XXIII
Effrayés de l'imprudence qu'ils avaient commise, les garçons et les filles se précipitèrent par tous les sentiers au bas de la roche à son secours. On le crut mort; les cris d'effroi et de douleur retentirent jusqu'au village d'Arcey.
La Jumelle, assise sur le banc de sa porte, écoutait d'en haut le chant de son fiancé; elle entendit sa chute et les cris d'effroi; elle accourut les pieds nus et tout saignants, sa coiffe restée aux branches du chemin, ses cheveux épars, les bras tendus. Jamais je ne vis rien de si pathétiquement beau que cette Niobé de chaumière sur le corps de son fiancé, au clair de la lune. Sa voix, ses larmes, qui tombaient sur le front de son amant, le rappelèrent à la vie.

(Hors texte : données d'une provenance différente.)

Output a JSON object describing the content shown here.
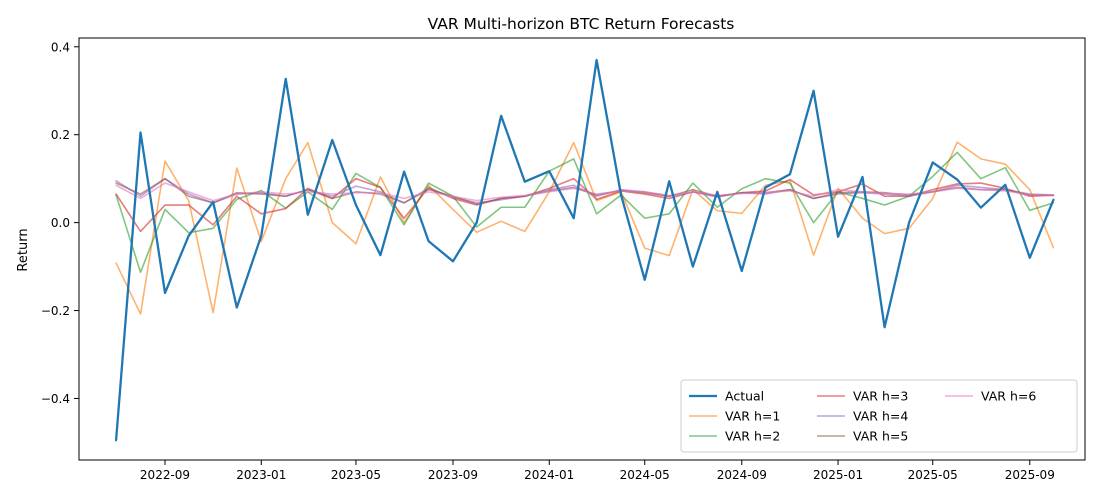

La première parole du toucheur de boeufs fut le nom de la Jumelle. «Ce n'est pas la chute» dit-il, «qui m'a fait mourir, c'est l'idée que tout mon contentement n'était qu'un songe.»
Pour bien le convaincre que le consentement du père et celui de la fiancée étaient sérieux, la Jumelle et son père le ramenèrent, en le soutenant du bras, coucher dans leur grange.
Quelques jours après on célébra à Arcey et au château les fiançailles du petit Didier et de la jolie paysanne.
Voilà la première ode que j'entendis; voilà comment je compris que le besoin de chanter, quand l'âme est émue jusqu'à l'enthousiasme par la joie, est un instinct inné de l'homme chez le paysan comme chez le lettré. Le chant n'est pas moins naturel, instinctif et forcé, pour ainsi dire, dans l'homme, quand l'âme est émue jusqu'à la stupeur de ses facultés par une poignante douleur. J'en fis l'expérience sur moi-même bien des années après l'aventure lyrique du petit bouvier.